Es notable la retórica de los políticos, máxime cuando tratan de explicar que lo único que los mueve en su quehacer diario es el afán de servicio, siempre subordinado al interés general (ese que ellos mismos definen). No escapa a ese tópico político Ricardo Melchior, presidente del Cabildo de Tenerife, quien ha explicado que la única razón que le impulsa a presentarse a la reelección es «acabar con el monopolio de Telefónica» y que será este su último mandato, «así se caiga el mundo».
¡Notable, y por partida doble! Nótese el énfasis que se pone en señalar que no está dispuesto a más sacrificios, ni siquiera en caso de hecatombe torcería su férrea voluntad, considerando que su misión está más que cumplida. Recuerda vaporosamente a Hosni Mubarak, presidente de Egipto, muy cuestionado por su pueblo y la comunidad internacional, cuando anunció que no se presentaría a la reelección pues su servicio al país ha sido ya suficiente, lo que nos lleva a concluir que el poder tiene el mismo efecto obnubilante en cualquiera que lo ostente o detente.
Pero aun más llamativa es la otra afirmación, cuando anuncia que el único fin que le lleva a una nueva cita electoral es lo que nos presenta como una misión vital: acabar con un monopolio. En las sociedades abiertas —no soy tan ingenuo para creer que vivimos en una de ellas—, la única posibilidad de acabar con monopolios privados es tener el campo de juego limpio como una patena de trabas administrativas y leyes que capen la iniciativa empresarial.
Puede haber, sin que ello implicara problema alguno, un operador con un monopolio otorgado por sus consumidores, quienes premian así su eficacia y atención a los intereses de aquellos. Si en algún momento quebrasen su confianza, habrá otros operadores con posibilidades de sustituirlos y los políticos nada deberían hacer en un caso ni en el otro.
También puede ser que exista un operador monopólico privado que aproveche sus conexiones con políticos para mantener ese status, o que proceda de un antiguo monopolio público y se siga beneficiando de pasadas prebendas. Tampoco aquí cabe la intervención política pues es sabido que la solución no puede pasar por crear competencia desde una acción pública, que nunca tendrá las consecuencias benéficas que sí tiene cuando es privada, esto es, mejora de calidad y abaratamiento de los precios.
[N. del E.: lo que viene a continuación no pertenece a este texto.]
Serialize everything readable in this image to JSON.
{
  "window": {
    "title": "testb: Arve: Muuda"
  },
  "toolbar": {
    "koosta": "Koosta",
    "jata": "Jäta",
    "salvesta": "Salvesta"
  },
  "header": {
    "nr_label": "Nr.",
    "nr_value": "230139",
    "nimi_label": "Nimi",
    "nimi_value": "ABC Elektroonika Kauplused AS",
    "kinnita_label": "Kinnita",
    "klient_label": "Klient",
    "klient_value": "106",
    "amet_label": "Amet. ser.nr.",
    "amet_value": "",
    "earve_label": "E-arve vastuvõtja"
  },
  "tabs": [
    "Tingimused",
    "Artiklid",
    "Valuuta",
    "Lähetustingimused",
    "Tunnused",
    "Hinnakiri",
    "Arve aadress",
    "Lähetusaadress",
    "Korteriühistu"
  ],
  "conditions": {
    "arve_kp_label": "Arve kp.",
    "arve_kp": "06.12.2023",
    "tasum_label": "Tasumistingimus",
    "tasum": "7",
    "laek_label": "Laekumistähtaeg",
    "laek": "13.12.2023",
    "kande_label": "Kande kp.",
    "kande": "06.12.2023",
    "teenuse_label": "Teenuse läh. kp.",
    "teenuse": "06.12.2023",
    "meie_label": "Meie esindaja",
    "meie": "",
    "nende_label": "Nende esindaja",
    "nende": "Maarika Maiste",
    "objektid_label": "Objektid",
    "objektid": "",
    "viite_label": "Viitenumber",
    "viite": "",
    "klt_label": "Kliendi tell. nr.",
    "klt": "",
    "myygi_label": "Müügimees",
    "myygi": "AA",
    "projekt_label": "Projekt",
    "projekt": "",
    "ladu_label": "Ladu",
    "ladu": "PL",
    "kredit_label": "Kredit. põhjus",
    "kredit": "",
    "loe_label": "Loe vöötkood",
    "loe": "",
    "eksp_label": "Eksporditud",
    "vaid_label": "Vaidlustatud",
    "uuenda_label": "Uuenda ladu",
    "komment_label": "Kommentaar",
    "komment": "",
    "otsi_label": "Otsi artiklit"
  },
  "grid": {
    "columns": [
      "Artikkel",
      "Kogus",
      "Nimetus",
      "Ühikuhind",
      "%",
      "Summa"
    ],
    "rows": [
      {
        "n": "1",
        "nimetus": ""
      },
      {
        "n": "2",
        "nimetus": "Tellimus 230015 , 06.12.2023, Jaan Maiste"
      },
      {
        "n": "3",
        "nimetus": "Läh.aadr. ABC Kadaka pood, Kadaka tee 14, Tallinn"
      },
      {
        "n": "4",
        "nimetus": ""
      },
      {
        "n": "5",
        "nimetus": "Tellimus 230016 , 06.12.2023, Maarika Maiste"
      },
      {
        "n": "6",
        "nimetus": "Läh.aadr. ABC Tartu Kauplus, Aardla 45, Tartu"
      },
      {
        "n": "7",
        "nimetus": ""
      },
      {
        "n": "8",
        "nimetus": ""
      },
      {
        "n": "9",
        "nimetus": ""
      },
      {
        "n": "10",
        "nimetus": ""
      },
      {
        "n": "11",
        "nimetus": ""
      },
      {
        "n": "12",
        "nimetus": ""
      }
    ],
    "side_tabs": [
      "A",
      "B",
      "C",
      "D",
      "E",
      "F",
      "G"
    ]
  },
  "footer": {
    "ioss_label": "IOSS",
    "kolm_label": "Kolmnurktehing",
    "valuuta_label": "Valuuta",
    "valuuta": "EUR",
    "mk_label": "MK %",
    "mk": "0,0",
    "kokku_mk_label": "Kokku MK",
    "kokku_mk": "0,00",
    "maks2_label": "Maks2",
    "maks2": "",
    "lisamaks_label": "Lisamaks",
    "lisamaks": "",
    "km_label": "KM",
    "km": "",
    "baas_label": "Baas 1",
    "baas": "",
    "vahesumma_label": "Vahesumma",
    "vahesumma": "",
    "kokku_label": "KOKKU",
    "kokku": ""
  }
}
Podría pasar que el sueño de Melchior estuviese justificado y que desde la entrada en funcionamiento del nuevo cable submarino los precios bajasen, pero cabría preguntarse si esto sucederá como una consecuencia deseable de la dinámica del mercado —sano— o por la imposición de un precio de servicio que justifique la acción política y el gasto de los más de 115 millones de euros que costará la instalación —insano—.
Es cierto que existen motivos para sospechar, a fin de cuentas, el propio Cabildo tiene una dilatada experiencia como empresario público y, lo que son las cosas, sin éxitos reconocibles. Así que más vale monopolio conocido que duopolio por conocer.